This blog will focus on what Bioclipse has to offer CDK developers.
While Bioclipse 1.x (doi:10.1186/1471-2105-8-59) was a prototype that showed the power if integrating different bio- and cheminformatics tools, Bioclipse2 was designed from scratch, taking advantage of the latest Eclipse RCP technologies. More importantly, the team in Uppsala decided to have all functionality work via managers, allowing all actions to be recorded. And, scripting of Bioclipse. I blogged earlier about scripting JChemPaint, and creating UFF optimized 3D structures from SMILES. Example scripts can be found on GitHub (this is their coverage), and are indexed on Delicious.
R for cheminformatics
The fact that we can script everything makes Bioclipse an ideal platform for doing cheminformatics: we have access to a variety of cheminformatics libraries, and the means to visualize results via JChemPaint and Jmol. It is like R for cheminformatics: Bioclipse being the R command line, Bioclipse plugins the R packages. Eclipse provides an mechanism called Update Sites, which makes something like CRAN redundant. Back to the Chemistry Development Kit.
Over the next weeks, I will blog about scripts aimed at CDK developers and people who want to learn more on how the CDK internals work.

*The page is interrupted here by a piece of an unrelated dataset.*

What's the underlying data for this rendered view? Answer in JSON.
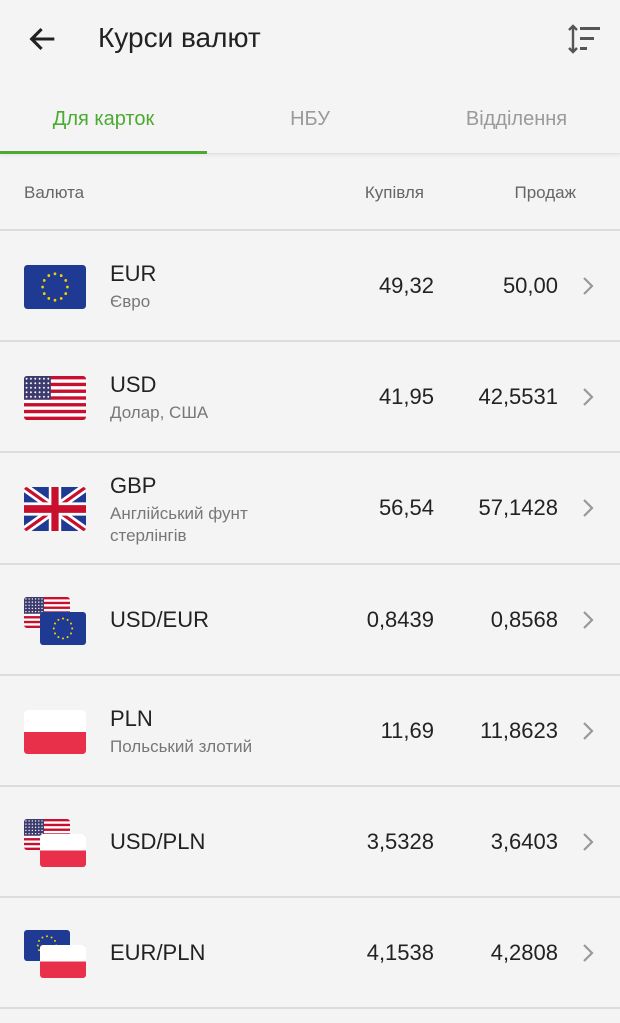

This series assumes Bioclipse 2.0 beta2 (or better) and the CDK Feature installed. I'll be using the Gist widget to embed scripts in this blog, but you can always download the Gist directly into Bioclipse, with the GUI as described here.
|Bioclipse Feature||ui||Bioclipse UI interaction|
|Cheminformatics Feature||cdk||CDK functionality|
|CDK Feature||cdx||CDK Developer functionality|
Debugging CDK's Atom Type
As I wrote last week with the email on the first CDK 1.2 release candidate, the new CDK atom typer is a core component of the new CDK. The new implementation covers all atom types used in CDK 1.0, and many more. In particular, Miguel boosted support for charged and radical atom types.
CDK developers can take advantage of this functionality, to eliminate possible causes why a certain algorithm fails. CDK atom typing is used for a variate of algorithms, including counting implicit hydrogens, which many other algorithms need to know.
How does the CDK read a SMILES
A use case for people who want to know if a particular SMILES feature is read or to make sure it is read correctly: This script uses the diff functionality introduced in CDK 1.2, and shows two aspects of the SMILES specification: 1. it picked up the isotope information given in the second SMILES; 2. the second SMILES does not include the implicit hydrogen count, which the SMILES specification then defaults as zero.
The CDK managers in Bioclipse (cdk and cdx) expose functionality of the CDK, and allows using it in Bioclipse' rich visual workbench environment.